I wouldn't have minded that: after all, I could have been one of the last
remaining holdovers. However 1) the link deceptively said: "try" - my
expectations of safely "trying" the new design were betrayed; and 2) the new
design is still lacking.
And thus I come to my main quip. The new design is missing one important
feature: browsing other people's playlists, which include the video I am
currently viewing. The side bar in the old design had three tabs - all meant
to support related browsing exploration: 1) Related videos (computed from
the video description, poor "relatedness"), 2) More videos from the user
(better "relatedness"), and 3) Playlists (related videos selected by
viewers, the best "relatedness"). This 'Playlists' tab was the most useful -
actual people have already selected similar, related videos for me to
explore and tagged them with playlists names. Now this feature is gone. Not
replaced by something better, alternative, more exciting, sparkling and
useful. Gone and, on top of that, there is no way to return it.

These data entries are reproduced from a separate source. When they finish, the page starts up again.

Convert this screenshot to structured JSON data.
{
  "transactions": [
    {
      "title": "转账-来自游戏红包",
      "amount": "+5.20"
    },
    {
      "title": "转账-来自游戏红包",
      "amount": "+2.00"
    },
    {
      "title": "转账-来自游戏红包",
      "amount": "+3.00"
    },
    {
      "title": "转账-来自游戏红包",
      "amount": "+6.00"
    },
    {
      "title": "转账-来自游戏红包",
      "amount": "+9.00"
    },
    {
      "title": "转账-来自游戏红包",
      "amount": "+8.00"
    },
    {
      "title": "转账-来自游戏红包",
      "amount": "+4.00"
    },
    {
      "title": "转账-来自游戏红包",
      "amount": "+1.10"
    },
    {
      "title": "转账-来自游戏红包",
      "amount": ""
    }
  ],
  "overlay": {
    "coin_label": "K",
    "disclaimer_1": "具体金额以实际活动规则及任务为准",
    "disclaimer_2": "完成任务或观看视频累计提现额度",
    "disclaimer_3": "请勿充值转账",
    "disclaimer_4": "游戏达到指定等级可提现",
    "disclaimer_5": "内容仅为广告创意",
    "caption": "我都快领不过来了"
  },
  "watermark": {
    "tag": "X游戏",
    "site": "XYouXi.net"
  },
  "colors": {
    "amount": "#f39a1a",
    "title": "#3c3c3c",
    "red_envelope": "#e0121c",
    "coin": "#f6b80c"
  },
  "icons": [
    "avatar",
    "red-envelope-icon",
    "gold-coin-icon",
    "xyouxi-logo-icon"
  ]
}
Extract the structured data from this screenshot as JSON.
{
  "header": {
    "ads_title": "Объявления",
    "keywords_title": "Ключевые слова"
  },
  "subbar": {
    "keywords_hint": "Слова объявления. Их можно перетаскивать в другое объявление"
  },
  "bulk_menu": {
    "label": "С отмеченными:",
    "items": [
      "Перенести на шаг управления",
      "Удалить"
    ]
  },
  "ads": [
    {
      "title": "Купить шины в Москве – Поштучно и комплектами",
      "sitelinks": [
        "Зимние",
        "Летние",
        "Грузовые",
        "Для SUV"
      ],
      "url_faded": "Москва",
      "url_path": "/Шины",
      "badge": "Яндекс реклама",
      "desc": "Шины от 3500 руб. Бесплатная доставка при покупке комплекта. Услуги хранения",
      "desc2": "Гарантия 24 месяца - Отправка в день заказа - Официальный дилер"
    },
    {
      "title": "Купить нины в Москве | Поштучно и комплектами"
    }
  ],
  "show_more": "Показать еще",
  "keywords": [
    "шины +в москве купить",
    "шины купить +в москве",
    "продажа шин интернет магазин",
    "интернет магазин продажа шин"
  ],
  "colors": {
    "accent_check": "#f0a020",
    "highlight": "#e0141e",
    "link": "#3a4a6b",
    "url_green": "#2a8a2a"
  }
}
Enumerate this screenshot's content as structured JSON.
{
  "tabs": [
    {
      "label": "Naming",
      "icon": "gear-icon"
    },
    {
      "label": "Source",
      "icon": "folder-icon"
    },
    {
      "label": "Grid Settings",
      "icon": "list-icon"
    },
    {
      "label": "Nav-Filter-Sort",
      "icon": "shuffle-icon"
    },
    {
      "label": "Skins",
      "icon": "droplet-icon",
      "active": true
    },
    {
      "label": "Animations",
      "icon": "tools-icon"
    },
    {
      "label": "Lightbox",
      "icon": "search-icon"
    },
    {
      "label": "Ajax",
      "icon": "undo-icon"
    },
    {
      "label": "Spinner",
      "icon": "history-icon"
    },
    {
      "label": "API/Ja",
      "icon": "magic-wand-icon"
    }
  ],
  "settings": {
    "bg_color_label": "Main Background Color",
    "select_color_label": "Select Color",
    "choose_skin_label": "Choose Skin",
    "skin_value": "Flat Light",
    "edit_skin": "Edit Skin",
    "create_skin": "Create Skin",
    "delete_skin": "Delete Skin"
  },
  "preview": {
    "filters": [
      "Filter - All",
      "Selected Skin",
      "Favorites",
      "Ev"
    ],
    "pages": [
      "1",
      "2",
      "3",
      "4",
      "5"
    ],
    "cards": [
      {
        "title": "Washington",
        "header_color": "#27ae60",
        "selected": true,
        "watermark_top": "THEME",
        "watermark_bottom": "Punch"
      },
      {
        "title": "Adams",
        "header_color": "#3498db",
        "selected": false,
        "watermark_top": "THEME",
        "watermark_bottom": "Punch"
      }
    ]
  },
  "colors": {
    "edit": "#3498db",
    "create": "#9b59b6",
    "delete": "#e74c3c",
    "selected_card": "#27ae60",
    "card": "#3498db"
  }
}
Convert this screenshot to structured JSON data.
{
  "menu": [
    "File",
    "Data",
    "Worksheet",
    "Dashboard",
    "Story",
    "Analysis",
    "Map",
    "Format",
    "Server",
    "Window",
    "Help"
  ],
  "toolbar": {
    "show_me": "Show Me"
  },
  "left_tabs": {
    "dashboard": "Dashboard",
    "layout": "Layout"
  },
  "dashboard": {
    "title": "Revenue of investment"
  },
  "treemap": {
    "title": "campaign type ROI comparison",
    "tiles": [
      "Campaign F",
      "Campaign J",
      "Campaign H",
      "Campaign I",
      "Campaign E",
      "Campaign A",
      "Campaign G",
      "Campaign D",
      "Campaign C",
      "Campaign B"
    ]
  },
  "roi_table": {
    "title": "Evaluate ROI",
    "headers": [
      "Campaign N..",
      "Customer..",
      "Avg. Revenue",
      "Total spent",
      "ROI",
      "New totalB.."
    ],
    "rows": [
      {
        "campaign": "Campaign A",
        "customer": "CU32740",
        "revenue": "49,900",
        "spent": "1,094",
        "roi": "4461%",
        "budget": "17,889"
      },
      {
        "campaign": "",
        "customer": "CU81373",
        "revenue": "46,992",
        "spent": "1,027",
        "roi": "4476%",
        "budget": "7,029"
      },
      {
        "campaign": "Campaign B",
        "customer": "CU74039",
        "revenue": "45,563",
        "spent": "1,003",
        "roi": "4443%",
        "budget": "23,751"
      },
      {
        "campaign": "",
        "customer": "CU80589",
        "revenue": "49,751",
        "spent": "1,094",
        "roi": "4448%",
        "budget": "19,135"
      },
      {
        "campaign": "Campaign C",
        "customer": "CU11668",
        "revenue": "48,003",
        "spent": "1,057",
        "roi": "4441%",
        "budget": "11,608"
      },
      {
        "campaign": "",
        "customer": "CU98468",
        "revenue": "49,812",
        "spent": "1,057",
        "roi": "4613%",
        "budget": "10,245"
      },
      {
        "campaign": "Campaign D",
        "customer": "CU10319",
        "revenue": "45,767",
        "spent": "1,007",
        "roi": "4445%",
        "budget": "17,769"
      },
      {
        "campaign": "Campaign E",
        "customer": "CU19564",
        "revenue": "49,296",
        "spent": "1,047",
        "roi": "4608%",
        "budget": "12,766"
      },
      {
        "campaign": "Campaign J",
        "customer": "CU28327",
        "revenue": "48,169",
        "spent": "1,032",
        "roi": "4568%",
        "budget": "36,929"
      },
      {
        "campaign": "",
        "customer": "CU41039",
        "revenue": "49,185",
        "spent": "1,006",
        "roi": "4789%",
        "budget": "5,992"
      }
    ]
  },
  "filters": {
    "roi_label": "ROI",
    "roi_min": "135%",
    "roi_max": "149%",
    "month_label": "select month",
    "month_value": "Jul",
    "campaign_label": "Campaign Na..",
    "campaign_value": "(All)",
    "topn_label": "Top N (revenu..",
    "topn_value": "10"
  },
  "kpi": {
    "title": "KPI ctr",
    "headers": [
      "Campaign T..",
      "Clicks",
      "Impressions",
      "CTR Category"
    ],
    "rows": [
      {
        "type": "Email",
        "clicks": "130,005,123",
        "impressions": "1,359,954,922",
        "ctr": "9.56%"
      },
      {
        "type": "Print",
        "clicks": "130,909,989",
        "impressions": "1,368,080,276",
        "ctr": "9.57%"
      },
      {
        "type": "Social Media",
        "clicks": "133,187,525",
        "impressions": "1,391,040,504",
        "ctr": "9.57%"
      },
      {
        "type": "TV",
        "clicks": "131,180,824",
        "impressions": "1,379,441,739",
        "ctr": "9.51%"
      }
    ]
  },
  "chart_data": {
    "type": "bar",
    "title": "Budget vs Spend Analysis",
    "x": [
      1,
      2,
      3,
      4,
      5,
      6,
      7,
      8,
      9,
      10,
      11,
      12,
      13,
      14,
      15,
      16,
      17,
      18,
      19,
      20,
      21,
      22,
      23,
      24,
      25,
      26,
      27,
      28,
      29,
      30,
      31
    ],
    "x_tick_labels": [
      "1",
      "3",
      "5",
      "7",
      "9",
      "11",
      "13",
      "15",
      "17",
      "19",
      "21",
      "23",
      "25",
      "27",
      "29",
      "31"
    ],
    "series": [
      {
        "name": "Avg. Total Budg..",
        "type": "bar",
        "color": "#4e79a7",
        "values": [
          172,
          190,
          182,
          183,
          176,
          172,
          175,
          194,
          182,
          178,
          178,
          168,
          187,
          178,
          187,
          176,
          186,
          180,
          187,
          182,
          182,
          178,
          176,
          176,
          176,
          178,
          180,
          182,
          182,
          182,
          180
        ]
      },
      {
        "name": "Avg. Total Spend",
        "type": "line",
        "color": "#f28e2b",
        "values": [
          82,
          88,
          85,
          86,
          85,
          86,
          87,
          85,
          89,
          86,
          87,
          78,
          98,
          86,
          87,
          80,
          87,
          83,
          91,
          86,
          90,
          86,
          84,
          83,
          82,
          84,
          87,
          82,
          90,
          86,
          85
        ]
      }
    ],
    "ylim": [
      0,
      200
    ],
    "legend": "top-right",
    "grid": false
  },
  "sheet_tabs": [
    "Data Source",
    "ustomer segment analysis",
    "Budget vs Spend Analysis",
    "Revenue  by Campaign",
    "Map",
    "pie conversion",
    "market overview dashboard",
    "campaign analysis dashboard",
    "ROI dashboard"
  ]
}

So..., to the good folks at YouTube I would like to offer five simple,
*commonsensical* rules from 'The Universal Guidelines On The Design Change':
Rule #1) The change should increase value: when you make the change do not
remove the most valuable features. It turns out, people like value.
corollary: Ask users what the most valuable features are (see Rule
Rule #2) Be considerate: Do not remove the features entirely, provide
alternative ways to access them in the new design.
Rule #3) Be polite: if you have to remove the features, do not force the
user to change to the new design: let them explore the new design and return
to the old one, if they wish to do so.
Rule #4) Develop listening skills: when users do return to the old design,
ask them why (politely, and without forcing them to jump hoops to answer).
For instance, YouTube could have given me simple *unobtrusive* feedback
field (dismissible iFrame or the text field built into the header of the old
layout), once I have pressed "Return to the old layout" link.
Rule #5 Guard your reputation: do not be deceitful in your messages
- credibility is finite.
General rule for the design of social media (bonus prerequisite to the Rule
#1 as it applies to YouTube): Harness and nurture the power of social
tagging - everyone will be richer, including yourself.